Effet de réel avec le langage, effort fou, singularité extrême, invention sur fond classique total... et l'impossible se met immédiatement à déferler! ^^
(vidéo en bas de page)
http://www.tierslivre.net/spip/spip.php?article856
J'ai regardé la vidéo, happé des phrases:
"Cette catégorie fourre-tout de roman... Elle désignait au siècle dernier des ouvrages extraordinairement novateurs. Maintenant, c’est une catégorie pour les ouvrages conventionnels." (Michon)
"L’effet de réel, ça veut dire quelque chose qui ne soit pas du décalque de réel, quelque chose qui ne soit pas simplement une histoire racontée, mais quelque chose qui crée du réel à partir de l’écrit. Ça a toujours été ça, l’écriture." (Michon)
"Le romanesque a disparu du monde." (Bergounioux)
"Si vous voulez, ce qui m’ennuie dans le mot roman, c’est que ça voudrait dire que tout ce qui sera dans ce livre sera faux. Dans le mot essai, ou autobiographie, ce serait que tout serait vrai. Pourquoi voulez-vous à l’avance que je confisque une part de moi, une part de ce que je pourrais dire de mon expérience? Je veux à la fois le faux, à la fois le vrai, pouvoir dire je, il, nous, pouvoir faire fonctionner tout le pronominal. Malheureusement, chaque genre n’est habituellement qu’un fragment de la ressource pronominale. C’est un peu comme si on avait demandé pendant des siècles aux écrivains, certains de composer en la majeur, d’autres en ut, d’autres en si bémol. Nous n’avons pas besoin de genres. Pour des raisons d’authenticité à l’égard de ce que nous voulons vivre de nous. Écrire, c’est vivre, c’est penser quelque chose, ça n’est pas correspondre à quelque chose qui doit être fait." (Quignard)

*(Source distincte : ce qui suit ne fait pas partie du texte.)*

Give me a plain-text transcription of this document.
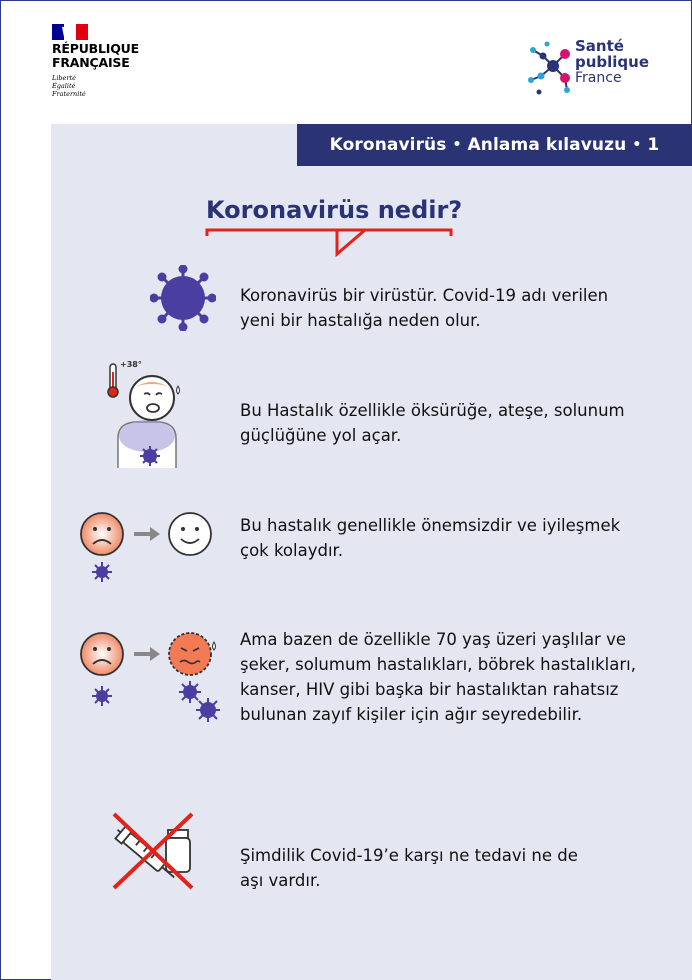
RÉPUBLIQUE
FRANÇAISE
Liberté
Égalité
Fraternité
Santé
publique
France
Koronavirüs • Anlama kılavuzu • 1
Koronavirüs nedir?
Koronavirüs bir virüstür. Covid-19 adı verilen
yeni bir hastalığa neden olur.
+38°
Bu Hastalık özellikle öksürüğe, ateşe, solunum
güçlüğüne yol açar.
Bu hastalık genellikle önemsizdir ve iyileşmek
çok kolaydır.
Ama bazen de özellikle 70 yaş üzeri yaşlılar ve
şeker, solumum hastalıkları, böbrek hastalıkları,
kanser, HIV gibi başka bir hastalıktan rahatsız
bulunan zayıf kişiler için ağır seyredebilir.
Şimdilik Covid-19’e karşı ne tedavi ne de
aşı vardır.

Cette dernière phrase m'a frappé. Le roman, j'essaie d'y mettre du "mien", mais je ne peux pas nier qu'il cherche, dans le même temps, à "correspondre à quelque chose qui doit être fait".
vient de sortir cette petite somme "Devenirs du roman" http://blog.lignesdefuite.fr/post/2006/12/17/devenirs-du-roman
que je ne vais pas lire maintenant, mais bon de savoir...
à la question, comment le monde peut-il continuer d'exister, posée par Alain Fleischer au début des "Angles morts", et que Thierry Metz, entre autres, reprend à son compte sous forme de viatique, je réponds en reprenant le sentiment que tu as et exprimes: "quelque chose doit être fait"... mais fait par qui, par soi, par le texte ? et à qui, à soi, au texte, au monde, justement?
on ne croira jamais un romancier qui parle du roman, comme on ne pense pas trouver une once de vérité dans la bouche d'une m^re parlant de ses enfants...
tout est bon, on avance, non?
"écrire rêve de ne pas arrêter ce qui est en train de se perdre, rien de plus impuissant et désespéré, donc rien de plus fidèle aux infidélités de la vie" Hélène Cixous, "Si près"
si écrire un livre ressemble à une résurrection, comme l'écrit H. Cixous, résurrection dont l'enjeu est le livre, comment comprendre cette résurrection, cette manière d'oser affirmer "que quelque chose doit être fait" car quelque chose appelle la tendresse de l'écriture, une manière de rendre justice au réel, comment, oui, concilier cette résurrection avec l'idée selon laquelle écrire accompagne ce qui est en train de se perdre? "Rêve de ne pas l'arrêter"... peut-on faire sans actes, marcher sans laisser une trace? Montrer est-ce déjà retenir?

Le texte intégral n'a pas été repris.